Because there had been no movement
on this issue, some members of the Georgian opposition to President Mikhail
Saakashvili called for taking a more nuanced approach. Mamuka Areshidze, who is
part of the Georgian Dream coalition, even said in June 2011 that “under
certain circumstances, “the recognition of the independence of Abkhazia by
Georgia was theoretically possible.”
“In
this regard,” Markedonov continues, the new government in Tbilisi said that one
of its “first initiatives” was to formulate a conception regarding the conflict
regions.” Significantly that conception bears the title: “Everything Except
Recognition.” That makes movement possible in five areas.
First,
it suggests that Tbilisi for the first time since the August 2008 war is “ready
for direct talks with those whom it until recently called ‘aggressive
separatists’and ‘marionettes of the Kremlin.’” Second, there is an apparent
willingness to negotiate on the non-use of military force regarding these
conflicts.
Third,
such changes open the way for trade. Fourth, they allow for investigations of incidents
along the border. And fifth, Markedonov says, they appear to set the stage for
what he calls “the correction of [Georgian] legislation concerning ‘the
occupied territories,’” a terminologicalshift that could further ease tensons.
But
as the Russian analyst acknowledges, the Georgian Dream leadership has
designated “quite clear ‘redlines’ beyond which they do not intend to go. (Georgian Dream
leader Bidzina Ivanishvili says he won’t recognize Abkhazia and South Osetia as
independent states. They are “part of
Georgia” (grani.ru/Politics/World/Europe/Georgia/m.207206.html).)
Moreover,
he suggests, for talks to proceed, the new government in Georgia will have to
“overcome” some “myths” about the conflict. On the one hand, it will need to
stop “exaggerating and dramatizing” Moscow’s role in the conflicts. And on the
other, it will have to realize that South Osetians are every bit as committed
to independence Georgia as the Abkhaz.
And
the Georgian Dream government, Markedonov concludes, will have to recognize
that any “status” talks will be long and difficult, and both its members and
outside observers need to remember that “a confrontation with reality is
capable of converting any ‘dove’ into a practicing ‘hawk.’”
Tbilisi’s
willingness to talk with Abkhazia and South Osetia has raised questions about
Georgia’s relationships with the peoples of the North Caucasus and with
Armenia, relationships that may prove equally significant not only for Georgia
and the region but for the international system.
With
regard to the North Caucasus, Mamuka Areshidze told Kavkaz-uzel that “the
Caucasas policy of the new authorities will be much more flexible and directed
at traditional values and the inter-relationships which have existed between
the North Caucasus and the South” (For a summary of these comments, see avrom-caucasus.livejournal.com/204464.html).
That
does not mean, Areshidze said, that Tbilisi will reduce its contacts with the
North Caucasus; rather, the reverse, but the incoming Georgian government will
seek to do things in a less propagandistic way and to ensure that any moves it
does make are consistent with its broader goals.

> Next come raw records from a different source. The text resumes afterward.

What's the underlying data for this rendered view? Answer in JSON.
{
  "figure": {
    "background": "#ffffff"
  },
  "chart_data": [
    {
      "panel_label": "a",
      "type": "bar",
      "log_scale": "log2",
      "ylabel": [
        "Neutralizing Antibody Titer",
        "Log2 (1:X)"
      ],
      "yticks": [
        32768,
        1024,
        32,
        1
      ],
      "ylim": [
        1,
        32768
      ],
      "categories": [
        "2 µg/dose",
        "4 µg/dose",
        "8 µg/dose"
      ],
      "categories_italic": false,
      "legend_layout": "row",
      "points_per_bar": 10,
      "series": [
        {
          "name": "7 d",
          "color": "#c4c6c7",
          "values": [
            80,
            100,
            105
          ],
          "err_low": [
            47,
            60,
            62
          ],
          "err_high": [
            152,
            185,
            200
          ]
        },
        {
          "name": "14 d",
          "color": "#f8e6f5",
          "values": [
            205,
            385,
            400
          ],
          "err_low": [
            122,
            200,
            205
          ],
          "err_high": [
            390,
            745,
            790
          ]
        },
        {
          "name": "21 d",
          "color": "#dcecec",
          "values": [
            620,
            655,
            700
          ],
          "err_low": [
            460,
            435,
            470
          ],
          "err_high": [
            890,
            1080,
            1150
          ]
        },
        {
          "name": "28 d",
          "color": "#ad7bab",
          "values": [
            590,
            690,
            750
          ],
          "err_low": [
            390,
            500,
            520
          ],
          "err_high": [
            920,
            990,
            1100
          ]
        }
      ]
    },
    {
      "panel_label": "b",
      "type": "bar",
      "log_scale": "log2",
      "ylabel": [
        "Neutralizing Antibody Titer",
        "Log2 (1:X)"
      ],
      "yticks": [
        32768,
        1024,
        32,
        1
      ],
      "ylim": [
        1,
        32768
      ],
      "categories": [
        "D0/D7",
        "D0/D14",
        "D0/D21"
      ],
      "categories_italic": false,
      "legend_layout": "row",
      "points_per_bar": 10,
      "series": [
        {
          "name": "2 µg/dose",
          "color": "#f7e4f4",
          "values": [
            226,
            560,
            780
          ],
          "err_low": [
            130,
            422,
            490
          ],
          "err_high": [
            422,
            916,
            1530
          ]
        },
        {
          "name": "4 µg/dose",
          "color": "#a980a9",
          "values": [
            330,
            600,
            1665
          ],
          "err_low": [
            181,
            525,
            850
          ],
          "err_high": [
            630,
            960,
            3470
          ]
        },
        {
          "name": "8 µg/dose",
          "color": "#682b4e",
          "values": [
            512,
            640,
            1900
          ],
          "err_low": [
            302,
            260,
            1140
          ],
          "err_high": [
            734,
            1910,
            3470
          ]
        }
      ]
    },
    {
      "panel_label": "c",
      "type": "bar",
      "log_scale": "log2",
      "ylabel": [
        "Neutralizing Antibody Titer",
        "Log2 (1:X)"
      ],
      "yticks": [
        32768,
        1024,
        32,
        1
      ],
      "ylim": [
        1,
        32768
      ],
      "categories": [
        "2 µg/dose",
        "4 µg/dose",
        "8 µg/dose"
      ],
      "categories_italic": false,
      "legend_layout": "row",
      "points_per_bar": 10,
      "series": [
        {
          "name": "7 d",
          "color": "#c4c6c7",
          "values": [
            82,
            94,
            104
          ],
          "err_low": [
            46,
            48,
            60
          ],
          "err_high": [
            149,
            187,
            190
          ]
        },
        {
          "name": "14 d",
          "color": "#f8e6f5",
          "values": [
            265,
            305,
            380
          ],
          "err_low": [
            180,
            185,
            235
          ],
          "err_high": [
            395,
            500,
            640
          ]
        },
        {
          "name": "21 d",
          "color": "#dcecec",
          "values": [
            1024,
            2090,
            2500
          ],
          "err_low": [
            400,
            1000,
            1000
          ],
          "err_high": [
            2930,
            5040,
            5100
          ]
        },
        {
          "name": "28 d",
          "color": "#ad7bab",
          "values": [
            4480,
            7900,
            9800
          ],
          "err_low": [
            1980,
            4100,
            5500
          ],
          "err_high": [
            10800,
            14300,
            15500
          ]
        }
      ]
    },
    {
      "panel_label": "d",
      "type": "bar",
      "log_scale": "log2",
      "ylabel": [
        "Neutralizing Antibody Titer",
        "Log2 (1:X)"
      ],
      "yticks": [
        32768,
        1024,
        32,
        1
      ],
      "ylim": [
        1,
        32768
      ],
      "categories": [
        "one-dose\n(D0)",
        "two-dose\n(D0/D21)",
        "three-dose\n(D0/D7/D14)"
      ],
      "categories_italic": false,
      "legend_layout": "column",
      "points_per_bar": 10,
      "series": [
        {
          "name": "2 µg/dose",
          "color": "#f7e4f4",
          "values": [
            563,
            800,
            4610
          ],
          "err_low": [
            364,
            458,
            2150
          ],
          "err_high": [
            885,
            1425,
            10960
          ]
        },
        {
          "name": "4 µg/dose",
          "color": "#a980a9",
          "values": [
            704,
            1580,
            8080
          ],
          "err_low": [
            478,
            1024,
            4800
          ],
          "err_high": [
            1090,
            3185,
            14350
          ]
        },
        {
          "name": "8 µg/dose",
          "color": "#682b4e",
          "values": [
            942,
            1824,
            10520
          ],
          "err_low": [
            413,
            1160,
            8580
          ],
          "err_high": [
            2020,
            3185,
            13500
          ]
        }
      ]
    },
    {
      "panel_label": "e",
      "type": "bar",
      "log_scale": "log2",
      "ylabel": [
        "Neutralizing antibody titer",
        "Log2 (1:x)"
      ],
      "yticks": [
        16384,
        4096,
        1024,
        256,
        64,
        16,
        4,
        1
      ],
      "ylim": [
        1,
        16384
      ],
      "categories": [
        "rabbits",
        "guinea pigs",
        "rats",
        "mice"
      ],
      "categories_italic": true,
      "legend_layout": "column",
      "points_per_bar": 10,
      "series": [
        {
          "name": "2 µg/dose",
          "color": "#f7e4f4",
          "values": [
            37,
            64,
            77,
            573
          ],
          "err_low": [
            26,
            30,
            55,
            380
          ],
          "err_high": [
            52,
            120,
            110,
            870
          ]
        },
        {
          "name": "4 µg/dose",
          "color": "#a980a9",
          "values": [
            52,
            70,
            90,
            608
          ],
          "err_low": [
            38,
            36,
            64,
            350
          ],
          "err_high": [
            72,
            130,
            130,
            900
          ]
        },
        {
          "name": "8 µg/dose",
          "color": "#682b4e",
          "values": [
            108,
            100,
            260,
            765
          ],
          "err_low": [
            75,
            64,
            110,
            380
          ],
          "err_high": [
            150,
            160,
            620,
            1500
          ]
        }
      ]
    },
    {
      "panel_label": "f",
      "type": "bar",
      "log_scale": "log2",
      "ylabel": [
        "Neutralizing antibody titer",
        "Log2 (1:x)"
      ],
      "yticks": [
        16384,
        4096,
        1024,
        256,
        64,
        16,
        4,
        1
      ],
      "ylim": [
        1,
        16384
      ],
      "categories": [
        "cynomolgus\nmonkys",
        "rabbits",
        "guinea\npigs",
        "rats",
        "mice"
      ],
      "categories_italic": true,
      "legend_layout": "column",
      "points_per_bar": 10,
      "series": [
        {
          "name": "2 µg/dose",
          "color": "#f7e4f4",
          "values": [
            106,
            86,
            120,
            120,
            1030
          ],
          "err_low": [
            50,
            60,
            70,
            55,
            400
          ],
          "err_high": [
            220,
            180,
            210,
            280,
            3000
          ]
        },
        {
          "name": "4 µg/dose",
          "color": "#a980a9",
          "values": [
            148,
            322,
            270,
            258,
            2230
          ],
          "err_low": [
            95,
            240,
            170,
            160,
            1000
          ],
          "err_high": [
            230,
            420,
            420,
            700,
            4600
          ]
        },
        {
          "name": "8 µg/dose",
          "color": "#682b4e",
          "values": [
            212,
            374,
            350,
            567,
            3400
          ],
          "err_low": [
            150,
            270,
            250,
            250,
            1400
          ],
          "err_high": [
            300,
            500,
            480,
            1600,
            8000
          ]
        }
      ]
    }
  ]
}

For example, he suggested, Georgia’s
official recognition of the Circassian genocide had been “a mistake,” not
because there had not been a Circassian genocide but rather because “not ony
the Circassians but many other Caucasus peopes had been subjected to genocide
by Russia – and if one is going to recognize it, then one should recognize
these genocides as well.”
A change in Tbilisi’s policies could
have even bigger consequences for Armenia.
Writing in “Vestnik Kavkaza,”David Stepanyan says that if Tbilisi opens
the railways and roads through Abkhazia to reopen, including to and from Armenia,
it could change Armenia’s situation dramatically (www.vestikavkaza.ru/analytics/Gruzinskiy-pragmatizm-nuzhen-Erevanu.html).
It would certainly reduce Yerevan’s
economic isolation, but it would also likely lead, the Armenian analysis
suggests, to a situation in which the Armenian authorities would end
discussions of a rail line to Iran, a decision that by itself would have an
impact on the region and more generally.